Falls es bei Dir nicht funktioniert, gibt es einige klassische Fehlerursachen, die Du überprüfen solltest:

  1. Du hast vergessen die Display Settings richtig zu setzten.
  2. Du hast vergessen die Anzeige für die Desktop und/oder mobile Ansicht zu aktivieren.
  3. Du hast eine Display Frequency angegeben und Dir wurde das Popup beim Testen bereits einmal angezeigt. Dann erscheint das Popup für Dich ja entsprechend der Einstellungen erst X Tage später wieder. Entweder Du benutzt ein Inkognito bzw. Privatfenster Deines Browsers oder für den Test deaktivierst Du nochmal die Display Frequency.
  4. Generell kann es Schwierigkeiten mit Caching geben. Stelle sicher, dass Du vom Browsercache über einen möglichen Plugincache bis hin zum möglicherweise vorhandenen Servercache alle Faches geleert hast. Ggf. Auch kurzfristig das Coaching ausschalten bis Du sicher bist, dass Dein Problem keinen Zusammenhang mit dem Coaching hat.

1, 2, Test, Test

Wenn Du sichergestellt hast, dass es mit dem Popup auf Deiner Seite funktioniert, testest Du bitte auch nochmal, ob die neuen Kontakte bei Deinem Newsletterdienst ankommen und ob auch stets schön die Double Optin Option ausgelöst wird!

Liste wachsen lassen jetzt!

Jetzt kannst Du mit Hilfe von Thrive Leads Deine Newsletter Liste wachsen lassen.

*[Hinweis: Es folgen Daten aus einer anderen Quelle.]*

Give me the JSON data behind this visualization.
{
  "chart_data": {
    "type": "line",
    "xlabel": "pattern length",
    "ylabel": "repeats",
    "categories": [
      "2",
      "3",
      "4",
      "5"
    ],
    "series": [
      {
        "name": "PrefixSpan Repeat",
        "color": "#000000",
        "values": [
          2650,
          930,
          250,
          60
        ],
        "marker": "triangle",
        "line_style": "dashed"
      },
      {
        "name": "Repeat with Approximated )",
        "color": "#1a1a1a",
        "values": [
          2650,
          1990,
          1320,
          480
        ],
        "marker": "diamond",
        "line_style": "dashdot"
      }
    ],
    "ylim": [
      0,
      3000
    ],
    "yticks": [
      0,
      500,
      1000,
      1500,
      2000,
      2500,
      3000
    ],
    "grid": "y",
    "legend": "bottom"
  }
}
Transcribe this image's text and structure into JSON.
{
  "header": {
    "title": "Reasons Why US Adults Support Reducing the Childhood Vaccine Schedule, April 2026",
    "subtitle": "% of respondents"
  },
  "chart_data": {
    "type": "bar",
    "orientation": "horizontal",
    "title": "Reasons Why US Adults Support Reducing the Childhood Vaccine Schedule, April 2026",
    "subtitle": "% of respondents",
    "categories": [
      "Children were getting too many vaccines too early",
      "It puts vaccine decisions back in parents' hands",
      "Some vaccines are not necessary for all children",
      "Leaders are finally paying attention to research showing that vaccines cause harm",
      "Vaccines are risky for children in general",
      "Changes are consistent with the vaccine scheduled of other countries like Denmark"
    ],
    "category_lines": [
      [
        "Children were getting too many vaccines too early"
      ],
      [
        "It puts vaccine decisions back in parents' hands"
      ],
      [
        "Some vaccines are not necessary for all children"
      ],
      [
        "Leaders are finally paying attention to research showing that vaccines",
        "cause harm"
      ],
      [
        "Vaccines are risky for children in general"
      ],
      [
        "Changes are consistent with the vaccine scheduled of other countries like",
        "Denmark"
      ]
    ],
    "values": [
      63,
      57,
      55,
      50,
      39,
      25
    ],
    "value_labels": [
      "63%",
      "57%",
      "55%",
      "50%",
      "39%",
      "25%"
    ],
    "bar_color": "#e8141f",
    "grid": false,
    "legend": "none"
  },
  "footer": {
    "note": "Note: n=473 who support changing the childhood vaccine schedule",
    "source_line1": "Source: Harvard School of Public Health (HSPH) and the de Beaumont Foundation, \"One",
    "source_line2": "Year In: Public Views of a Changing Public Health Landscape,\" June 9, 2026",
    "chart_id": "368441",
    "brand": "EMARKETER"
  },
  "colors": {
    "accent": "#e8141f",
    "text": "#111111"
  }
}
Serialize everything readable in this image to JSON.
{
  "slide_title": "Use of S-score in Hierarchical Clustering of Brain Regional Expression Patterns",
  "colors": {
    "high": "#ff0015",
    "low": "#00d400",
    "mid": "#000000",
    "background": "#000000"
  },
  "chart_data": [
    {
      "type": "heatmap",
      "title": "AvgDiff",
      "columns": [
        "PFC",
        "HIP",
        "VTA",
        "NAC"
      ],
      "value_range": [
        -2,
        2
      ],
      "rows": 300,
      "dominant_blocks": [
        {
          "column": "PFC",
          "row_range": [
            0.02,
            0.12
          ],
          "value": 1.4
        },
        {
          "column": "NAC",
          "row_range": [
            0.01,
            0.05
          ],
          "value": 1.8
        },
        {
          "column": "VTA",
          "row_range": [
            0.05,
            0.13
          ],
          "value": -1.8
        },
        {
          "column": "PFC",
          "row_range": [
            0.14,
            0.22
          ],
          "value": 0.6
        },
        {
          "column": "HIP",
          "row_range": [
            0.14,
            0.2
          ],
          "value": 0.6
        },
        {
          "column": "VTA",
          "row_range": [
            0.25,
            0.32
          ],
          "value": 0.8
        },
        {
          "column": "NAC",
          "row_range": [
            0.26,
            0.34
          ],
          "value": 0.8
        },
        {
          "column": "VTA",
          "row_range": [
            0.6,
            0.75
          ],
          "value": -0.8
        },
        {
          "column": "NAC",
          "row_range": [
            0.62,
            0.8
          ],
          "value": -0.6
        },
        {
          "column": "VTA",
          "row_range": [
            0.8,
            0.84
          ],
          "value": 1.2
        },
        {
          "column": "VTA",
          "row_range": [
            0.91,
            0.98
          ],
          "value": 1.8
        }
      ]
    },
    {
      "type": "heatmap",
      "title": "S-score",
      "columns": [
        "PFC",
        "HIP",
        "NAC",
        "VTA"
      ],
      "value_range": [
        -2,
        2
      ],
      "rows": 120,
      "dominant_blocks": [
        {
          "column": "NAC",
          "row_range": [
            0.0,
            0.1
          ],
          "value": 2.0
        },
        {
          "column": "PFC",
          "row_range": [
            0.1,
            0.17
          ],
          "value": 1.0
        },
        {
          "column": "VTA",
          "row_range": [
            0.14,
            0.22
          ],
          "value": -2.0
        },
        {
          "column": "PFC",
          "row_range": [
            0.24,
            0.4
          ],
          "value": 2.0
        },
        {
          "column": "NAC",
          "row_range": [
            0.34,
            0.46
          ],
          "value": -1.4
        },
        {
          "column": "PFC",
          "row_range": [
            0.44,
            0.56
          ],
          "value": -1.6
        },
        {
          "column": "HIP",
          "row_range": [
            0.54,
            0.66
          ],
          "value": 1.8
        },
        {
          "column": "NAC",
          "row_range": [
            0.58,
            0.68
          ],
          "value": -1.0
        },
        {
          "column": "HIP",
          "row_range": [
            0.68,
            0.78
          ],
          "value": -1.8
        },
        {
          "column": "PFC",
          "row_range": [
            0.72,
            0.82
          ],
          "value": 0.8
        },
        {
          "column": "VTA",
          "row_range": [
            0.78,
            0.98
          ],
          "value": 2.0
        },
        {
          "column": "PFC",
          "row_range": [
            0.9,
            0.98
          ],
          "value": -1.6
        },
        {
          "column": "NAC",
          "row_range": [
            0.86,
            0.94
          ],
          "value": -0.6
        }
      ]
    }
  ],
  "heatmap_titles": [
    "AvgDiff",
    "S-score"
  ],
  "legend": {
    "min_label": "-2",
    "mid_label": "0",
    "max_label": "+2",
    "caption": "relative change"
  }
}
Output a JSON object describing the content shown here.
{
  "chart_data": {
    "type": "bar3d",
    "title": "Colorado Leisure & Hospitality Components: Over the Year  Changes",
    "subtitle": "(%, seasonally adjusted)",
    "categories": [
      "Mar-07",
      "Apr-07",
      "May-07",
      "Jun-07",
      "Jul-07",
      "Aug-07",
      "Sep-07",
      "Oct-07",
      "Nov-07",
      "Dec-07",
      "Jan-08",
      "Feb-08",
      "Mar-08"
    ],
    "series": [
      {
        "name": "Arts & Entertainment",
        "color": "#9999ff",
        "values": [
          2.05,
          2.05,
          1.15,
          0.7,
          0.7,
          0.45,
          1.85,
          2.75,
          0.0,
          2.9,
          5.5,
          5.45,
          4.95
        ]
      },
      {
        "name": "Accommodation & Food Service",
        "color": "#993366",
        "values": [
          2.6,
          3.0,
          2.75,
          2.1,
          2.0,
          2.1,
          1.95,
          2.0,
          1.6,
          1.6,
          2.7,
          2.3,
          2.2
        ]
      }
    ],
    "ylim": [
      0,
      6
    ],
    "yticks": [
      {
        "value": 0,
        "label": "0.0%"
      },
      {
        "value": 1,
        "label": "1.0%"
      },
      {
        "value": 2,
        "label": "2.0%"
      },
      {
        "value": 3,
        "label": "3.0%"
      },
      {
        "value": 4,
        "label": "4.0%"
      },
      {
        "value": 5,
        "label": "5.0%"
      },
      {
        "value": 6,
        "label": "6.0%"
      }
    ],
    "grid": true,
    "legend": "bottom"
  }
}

Um den Artikel nicht vollends zu sprengen erläutern wir die weiteren Features nicht so eingehend. Unser Test Fazit konntest du bereits weiter oben lesen.

Falls Du Thrive Leads Besitzer bist oder gerade wirst, wünschen wir Dir auf alle Fälle viel Erfolg beim Aufbau Deiner Newsletter Liste!

Hinweis: Wir haben unsere Thrive Themes Mitgliedschaft selbst bezahlt und keinen kostenfreien Zugang erhalten.

Die meisten der vorhandenen Links sind sogenannte Affiliate Links. Kommt über einen solchen Link ein Einkauf zustande, werden wir mit einer Provision beteiligt. Für Dich entstehen dabei keine Mehrkosten. Wo, wann und wie Du ein Produkt kaufst, bleibt natürlich Dir überlassen.